Lorsque Donald Trump et Vladimir Poutine se retrouveront vendredi en Alaska, une surprise de taille pourrait se profiler. La composition de la délégation russe laisse en effet penser que le maître du Kremlin souhaite aborder bien autre chose que la guerre en Ukraine.
L’ancien agent du KGB a jusqu’ici réussi à endormir le président américain et à le faire patienter. Les premiers indices le montrent. Une fois encore, Poutine semble avoir tendu un appât à Trump, fait de matières premières, d’argent et d’une affaire d’envergure.
Une première victoire pour Poutine
Le sommet, organisé à la dernière minute, se tiendra vendredi sur la base aérienne d’Elmendorf-Richardson, dans l’Etat américain de l’Alaska. Les attentes sont élevées. Jamais on n’a été aussi proche d’un cessez-le-feu en Ukraine. Mais ce scénario impliquerait pour Kiev de céder des territoires conquis, soit un prix élevé pour l'Ukraine.
La tenue même de cette rencontre constitue déjà une victoire pour Poutine. Le président isolé, visé par un mandat d’arrêt de la Cour pénale internationale (CPI), est invité par l’homme considéré comme le plus puissant du monde. Les dirigeants européens, comme le chancelier allemand, le Premier ministre britannique ou le président français, sont relégués au second plan. Même Volodymyr Zelensky, pourtant directement concerné, n’obtiendrait qu’un rôle secondaire.
La carte de la coopération économique
Pour certains analystes, Poutine cherche avant tout à atteindre d’autres objectifs que la résolution du conflit ukrainien. Matthew Chance, correspondant en chef de CNN pour les affaires mondiales, estime que le président russe veut «réorganiser en profondeur» les relations avec Washington, en mettant l’Ukraine de côté et en misant sur une coopération économique. La présence, au sein de la délégation russe, du ministre des Finances Anton Silouanov et du principal émissaire économique Kirill Dmitriev, va dans ce sens.
Ulrich Schmid, spécialiste de la Russie à l’Université de Saint-Gall, relève l’importance de ce dernier. «Le fait que Dmitriev fasse partie du voyage est un signal fort. Directeur du principal fonds d’investissement russe, il est intéressé par une coopération économique avec les Etats-Unis», explique-t-il.
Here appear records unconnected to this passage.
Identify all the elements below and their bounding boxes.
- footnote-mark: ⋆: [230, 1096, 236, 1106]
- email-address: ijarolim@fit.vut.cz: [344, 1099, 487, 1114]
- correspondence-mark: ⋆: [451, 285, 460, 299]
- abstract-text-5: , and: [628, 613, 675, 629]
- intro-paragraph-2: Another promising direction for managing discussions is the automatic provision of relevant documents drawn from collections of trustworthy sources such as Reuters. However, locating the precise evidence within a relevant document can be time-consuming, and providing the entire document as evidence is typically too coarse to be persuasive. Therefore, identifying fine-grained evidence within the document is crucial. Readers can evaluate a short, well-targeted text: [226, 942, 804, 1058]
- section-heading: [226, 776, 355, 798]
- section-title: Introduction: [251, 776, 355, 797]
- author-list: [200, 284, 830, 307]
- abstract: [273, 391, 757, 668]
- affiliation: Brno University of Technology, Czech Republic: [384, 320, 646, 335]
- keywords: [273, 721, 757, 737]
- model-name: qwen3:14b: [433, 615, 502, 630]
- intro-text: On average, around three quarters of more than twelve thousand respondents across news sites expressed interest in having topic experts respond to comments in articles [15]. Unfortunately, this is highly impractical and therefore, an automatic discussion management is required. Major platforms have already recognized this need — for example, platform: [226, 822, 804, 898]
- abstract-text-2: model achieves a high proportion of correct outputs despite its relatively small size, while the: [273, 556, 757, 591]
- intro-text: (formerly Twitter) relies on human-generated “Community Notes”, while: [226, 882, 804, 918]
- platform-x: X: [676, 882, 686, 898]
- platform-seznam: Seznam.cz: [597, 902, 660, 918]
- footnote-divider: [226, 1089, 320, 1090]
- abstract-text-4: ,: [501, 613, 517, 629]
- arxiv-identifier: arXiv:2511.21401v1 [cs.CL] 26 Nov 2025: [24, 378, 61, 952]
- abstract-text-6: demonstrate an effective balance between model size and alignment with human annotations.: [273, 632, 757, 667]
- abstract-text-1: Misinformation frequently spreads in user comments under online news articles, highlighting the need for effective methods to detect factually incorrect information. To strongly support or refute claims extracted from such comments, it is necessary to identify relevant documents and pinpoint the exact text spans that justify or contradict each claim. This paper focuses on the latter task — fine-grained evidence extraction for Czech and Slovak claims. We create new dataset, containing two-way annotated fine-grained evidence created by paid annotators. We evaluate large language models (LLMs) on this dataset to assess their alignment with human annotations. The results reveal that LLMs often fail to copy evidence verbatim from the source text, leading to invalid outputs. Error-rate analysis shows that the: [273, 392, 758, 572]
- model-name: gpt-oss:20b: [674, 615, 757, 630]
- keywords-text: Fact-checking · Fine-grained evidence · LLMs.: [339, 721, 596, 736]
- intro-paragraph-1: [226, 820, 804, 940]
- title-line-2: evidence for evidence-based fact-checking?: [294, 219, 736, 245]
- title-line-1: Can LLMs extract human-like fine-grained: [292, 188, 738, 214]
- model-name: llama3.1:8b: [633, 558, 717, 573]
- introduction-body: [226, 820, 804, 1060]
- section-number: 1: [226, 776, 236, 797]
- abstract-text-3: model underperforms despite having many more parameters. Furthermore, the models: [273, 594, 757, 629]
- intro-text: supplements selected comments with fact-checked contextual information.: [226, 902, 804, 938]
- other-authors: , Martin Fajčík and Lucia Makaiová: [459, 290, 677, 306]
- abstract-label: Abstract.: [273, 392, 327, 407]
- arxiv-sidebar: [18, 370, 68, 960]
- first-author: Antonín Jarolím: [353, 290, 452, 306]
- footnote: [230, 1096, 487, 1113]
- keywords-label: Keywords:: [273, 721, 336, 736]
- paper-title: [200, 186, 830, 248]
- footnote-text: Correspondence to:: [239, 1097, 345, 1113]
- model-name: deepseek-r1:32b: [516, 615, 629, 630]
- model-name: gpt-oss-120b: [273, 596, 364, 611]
Formé aux Etats-Unis, Kirill Dmitriev est décrit par Ulrich Schmid comme le «visage amical» du régime de Poutine.
Lors d’un entretien en mars entre le présentateur Tucker Carlson et l’envoyé spécial de Trump, Steve Witkoff, le sujet d’une coopération économique russo-américaine avait déjà été évoqué. «Les yeux brillants, Witkoff parlait de la possibilité pour la Russie et les Etats-Unis d’assurer ensemble l’approvisionnement énergétique mondial», raconte Ulrich Schmid.
Poutine souhaiterait aussi développer une collaboration dans les domaines de la technologie, de la conquête spatiale et de l’exploitation de l’Arctique. Cette région regorge de pétrole, de gaz naturel, de minéraux et de terres rares. Une alliance russo-américaine permettrait de réduire l’influence de concurrents comme la Chine. Elle offrirait également des routes maritimes plus courtes grâce à la gestion conjointe de passages stratégiques. Le président russe a même évoqué la perspective d’un accord nucléaire.
L'Ukraine reléguée au second plan?
Cette offensive diplomatique viserait aussi un autre objectif. Selon Philipp Adorf, spécialiste des Etats-Unis à l’Université de Bonn, «Poutine cherche à enfoncer un coin dans l’alliance occidentale. Il veut affaiblir l’OTAN et faire de l’Europe de l’Est une zone d’influence russe. Dans cette stratégie, Trump lui semble un interlocuteur réceptif.»
Pour convaincre Trump, Poutine devra toutefois, d’après Philipp Adorf, franchir plusieurs obstacles. Il lui faudrait prendre ses distances avec la Chine, considérée comme l’ennemi juré de Washington, et proposer des perspectives suffisamment attractives.
Jusqu’ici, le président russe a souvent su flatter Trump et l’amener sur son terrain. L’Alaska pourrait de nouveau offrir ce scénario. L’analyste de CNN Matthew Chance redoute que «si Poutine parvient à imposer son agenda, la question ukrainienne ne devienne qu’un sujet parmi d’autres, et ne soit plus considérée comme prioritaire».